Der hier grob wiedergegebene Plot wird immer wieder durch Rückblenden unterbrochen, in denen gezeigt wird, warum der Flüchtige überhaupt verhaftet wurde. Leider sind gerade diese Szenen gradezu lächerlich und sinnfrei inszeniert. Dies liegt vor allem am schwachen Drehbuch. Beispiel gefällig? Der Mann und seine Freundin haben in einer Art Rollenspiel als amerikanische Staatsbürger Spanien „infiltriert“ und wurden dabei erwischt. Was wohl eigentlich als Darstellung eines fernen, totalitären Systems gedacht war, wie z.B. in „Fortress“ oder aktuell in „Die Insel“ wirkt hier einfach nur lächerlich. Gerade wenn der Held am Ende des Films die Stadt erreicht hat, in der er seine Freundin vermutet, wirkt das Ganze einfach nur billig. Es sollte wohl so aussehen, wie die Gefängnisinsel in „Die Klapperschlange“ oder das Vergnügungsviertel in „Total Recall“, tut es aber bei weitem nicht. Doch das ist nicht das einzige Manko von „Rottweiler“. Der Film ist einfach spannungsarm inszeniert: Es kommt weder Grusel noch Spannung noch Schrecken auf. Dafür identifiziert man sich auch zu wenig mit dem Flüchtling. Bis man genügend Hintergrundinformationen besitzt, die dies ermöglichen würden, ist der Film schon fast vorbei. Zwischendurch bekommt man noch eine unmotivierte Sexszene geboten, die so aufgesetzt wirkt, dass man sich schon fast in einem Porno vermutet. Dort brauchen die Protagonisten auch keinen Grund zum Vögeln...
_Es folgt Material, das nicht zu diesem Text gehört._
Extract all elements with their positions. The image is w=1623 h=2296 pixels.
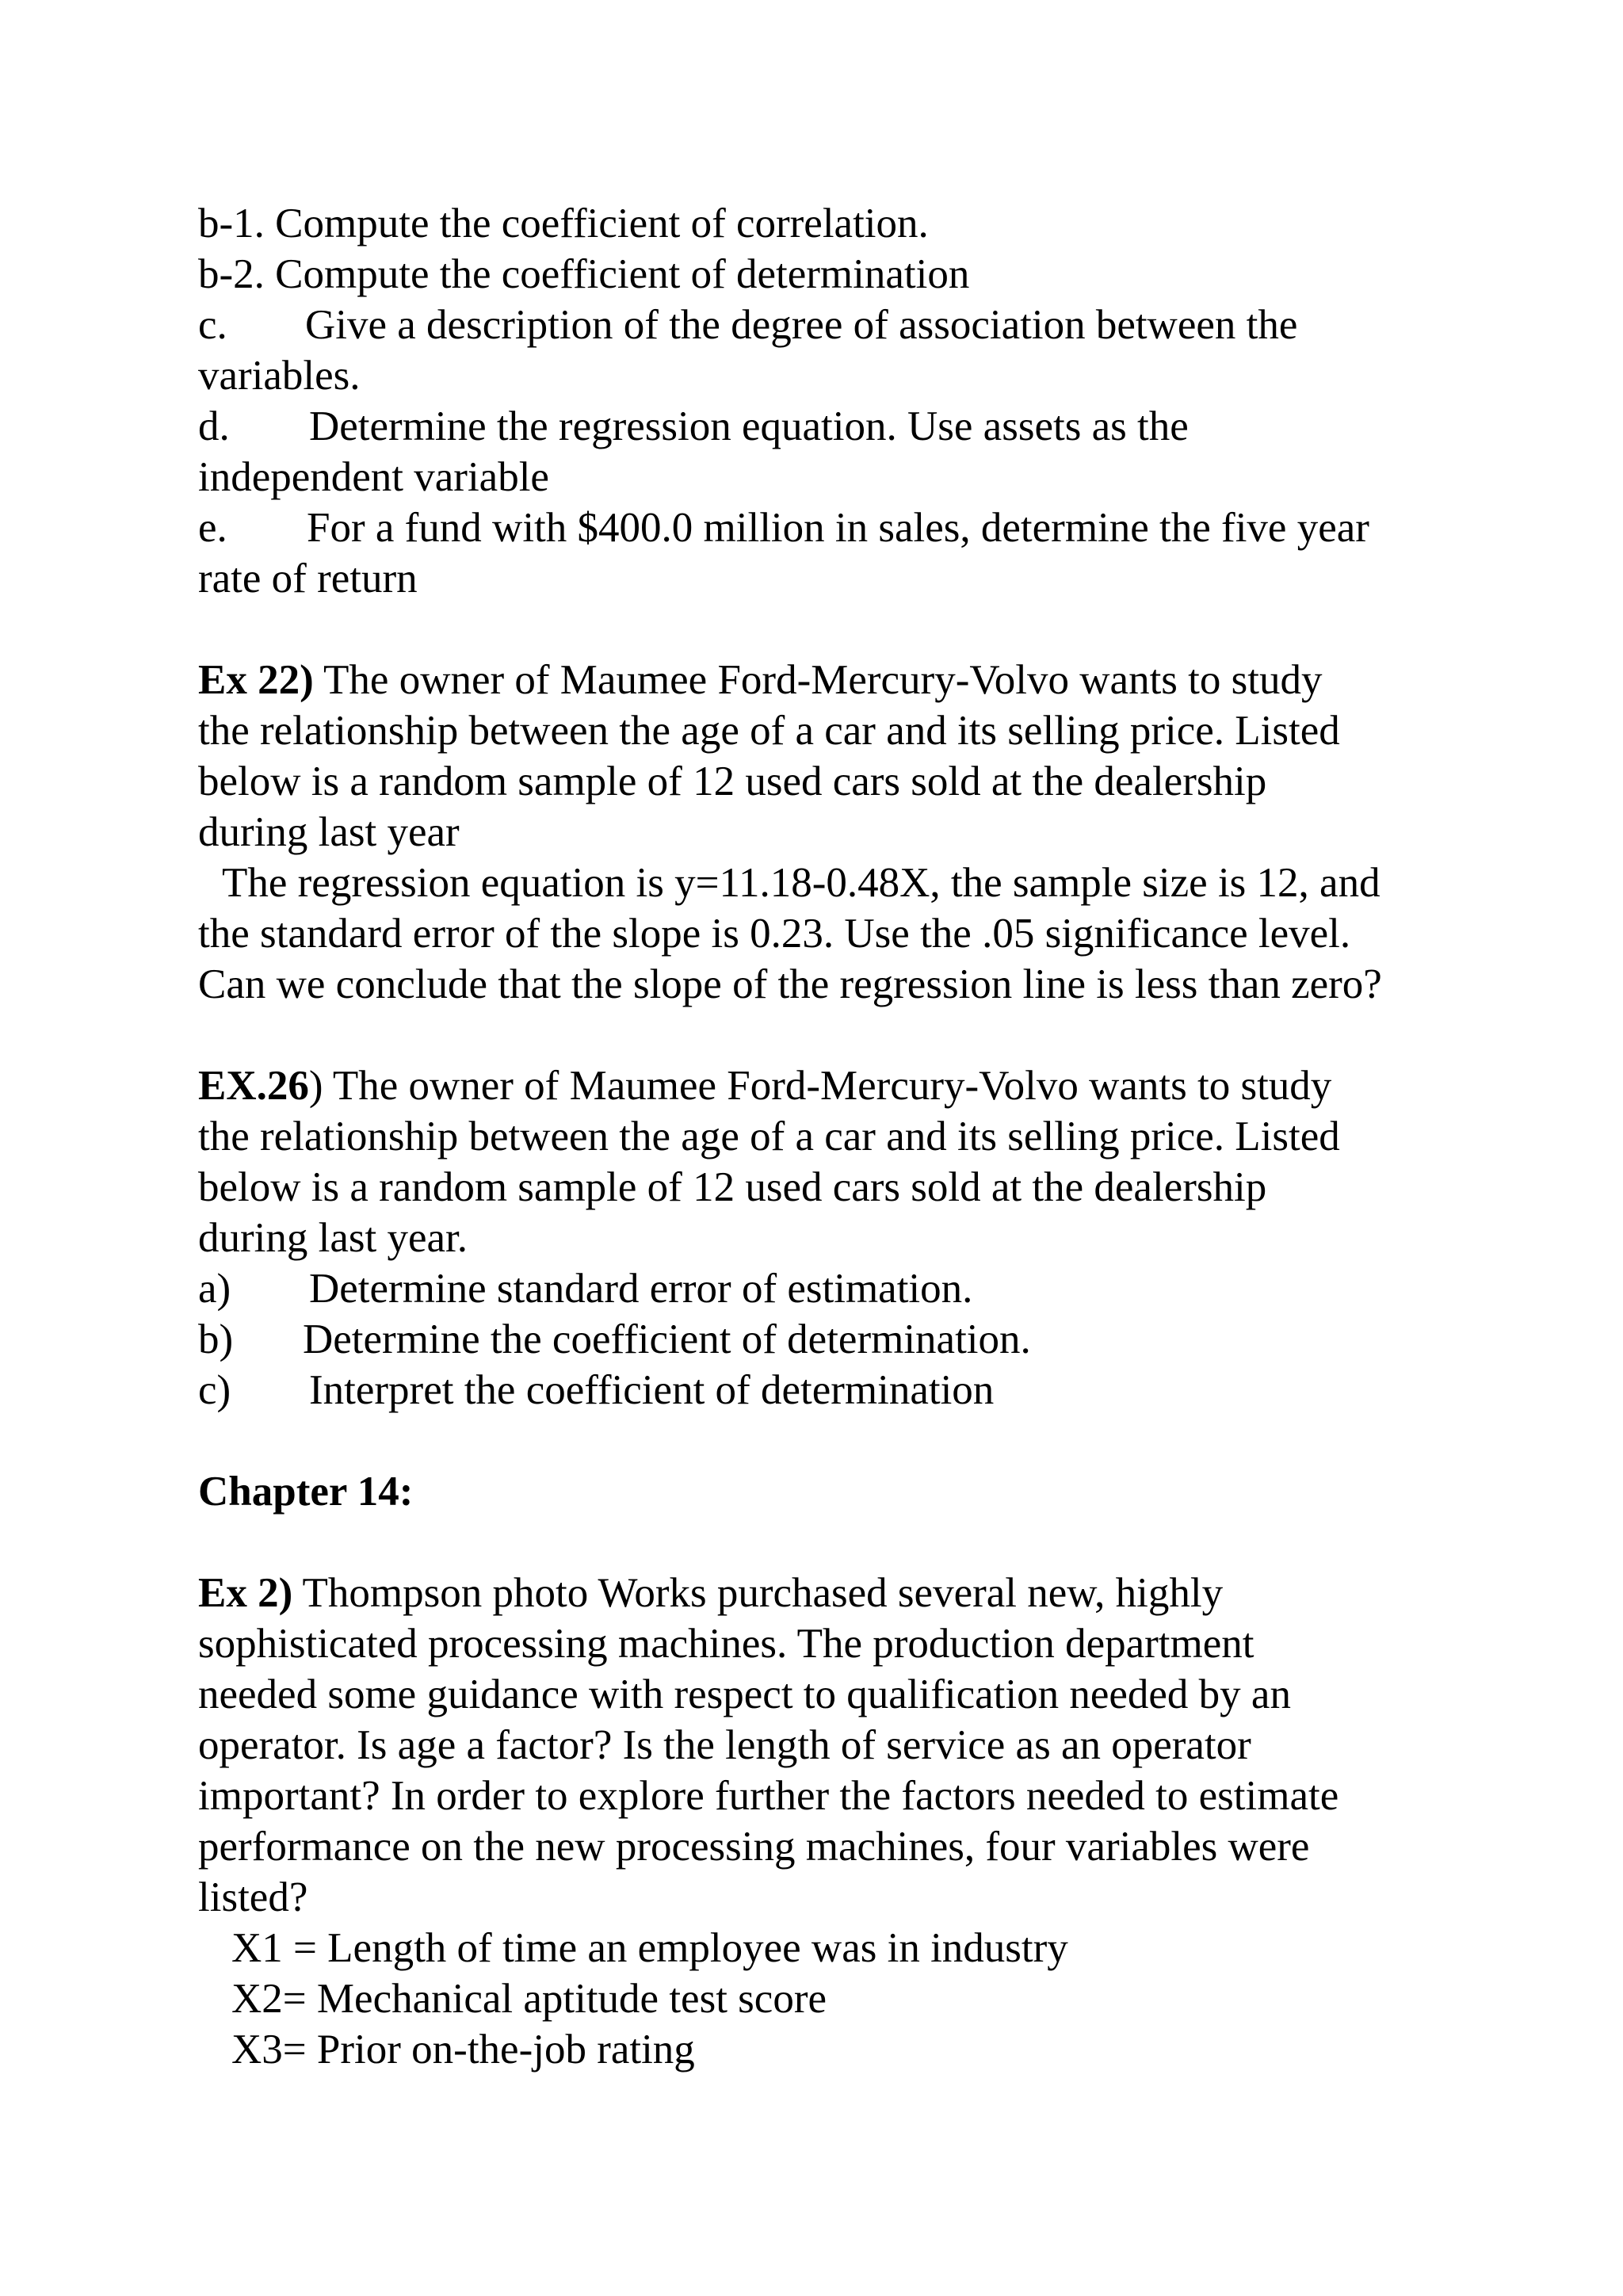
exercise-22-label: Ex 22) [198,657,314,703]
exercise-2-intro [198,1568,1223,1618]
exercise-26-part-b: b) Determine the coefficient of determination. [198,1314,1031,1365]
exercise-22-line: Can we conclude that the slope of the regression line is less than zero? [198,961,1382,1007]
exercise-26-line: below is a random sample of 12 used cars sold at the dealership [198,1164,1267,1210]
question-c-continued: variables. [198,353,361,399]
question-b2: b-2. Compute the coefficient of determination [198,251,970,297]
exercise-22-intro [198,655,1323,705]
question-d-continued: independent variable [198,454,549,500]
exercise-22-line: the relationship between the age of a car and its selling price. Listed [198,708,1340,754]
exercise-26-intro [198,1060,1331,1111]
exercise-2-text: Thompson photo Works purchased several new, highly [292,1570,1224,1616]
exercise-26-line: during last year. [198,1215,468,1261]
question-e: e. For a fund with $400.0 million in sales, determine the five year [198,502,1369,553]
exercise-22-line: The regression equation is y=11.18-0.48X, the sample size is 12, and [222,860,1381,906]
question-d-text: Determine the regression equation. Use assets as the [309,403,1189,449]
exercise-2-line: sophisticated processing machines. The production department [198,1621,1254,1667]
exercise-26-part-a: a) Determine standard error of estimation. [198,1263,972,1314]
part-c-text: Interpret the coefficient of determination [309,1367,995,1413]
question-b1: b-1. Compute the coefficient of correlation. [198,201,929,246]
exercise-26-part-c: c) Interpret the coefficient of determination [198,1365,994,1415]
part-a-text: Determine standard error of estimation. [309,1266,973,1312]
question-c: c. Give a description of the degree of association between the [198,300,1297,350]
exercise-22-line: the standard error of the slope is 0.23. Use the .05 significance level. [198,911,1351,957]
exercise-2-line: performance on the new processing machines, four variables were [198,1824,1310,1870]
exercise-26-label: EX.26 [198,1063,309,1109]
exercise-2-line: listed? [198,1874,308,1920]
exercise-2-line: important? In order to explore further the factors needed to estimate [198,1773,1339,1819]
variable-x1: X1 = Length of time an employee was in industry [231,1925,1068,1971]
exercise-2-label: Ex 2) [198,1570,293,1616]
exercise-22-line: during last year [198,809,460,855]
exercise-2-line: operator. Is age a factor? Is the length of service as an operator [198,1722,1251,1768]
exercise-22-text: The owner of Maumee Ford-Mercury-Volvo wants to study [313,657,1323,703]
question-e-text: For a fund with $400.0 million in sales, determine the five year [307,505,1369,551]
question-d: d. Determine the regression equation. Use assets as the [198,401,1189,452]
question-e-continued: rate of return [198,556,418,602]
exercise-2-line: needed some guidance with respect to qualification needed by an [198,1671,1291,1717]
part-b-text: Determine the coefficient of determination. [303,1316,1031,1362]
variable-x3: X3= Prior on-the-job rating [231,2027,695,2073]
variable-x2: X2= Mechanical aptitude test score [231,1976,827,2022]
exercise-26-line: the relationship between the age of a car and its selling price. Listed [198,1114,1340,1159]
question-c-text: Give a description of the degree of association between the [305,302,1298,348]
exercise-22-line: below is a random sample of 12 used cars sold at the dealership [198,758,1267,804]
exercise-26-text: ) The owner of Maumee Ford-Mercury-Volvo wants to study [308,1063,1332,1109]
chapter-heading: Chapter 14: [198,1469,414,1515]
Selbst wenn man sich von dem bisher gesagten nicht abschrecken läßt und meint, dass man den Film trotzdem sehen will, weil Yuzna-Filme zumindest nette Splattereinlagen haben, wird man enttäuscht! Eingefleischte Gorehounds (sic!) gähnen bei den gezeigten Effekten noch nicht mal. Da ist nichts in irgendeiner Art Beeindruckendes zu sehen. Gleiches läßt sich auch über die Darsteller sagen, die allesamt blaß bleiben und zu denen man keine Beziehung aufbaut. Es bleibt nur zu hoffen, dass „Rottweiler“ ein Ausrutscher in Yuznas Filmografie ist und er wieder so unterhaltsame B-Filme macht, wie die anfangs erwähnten!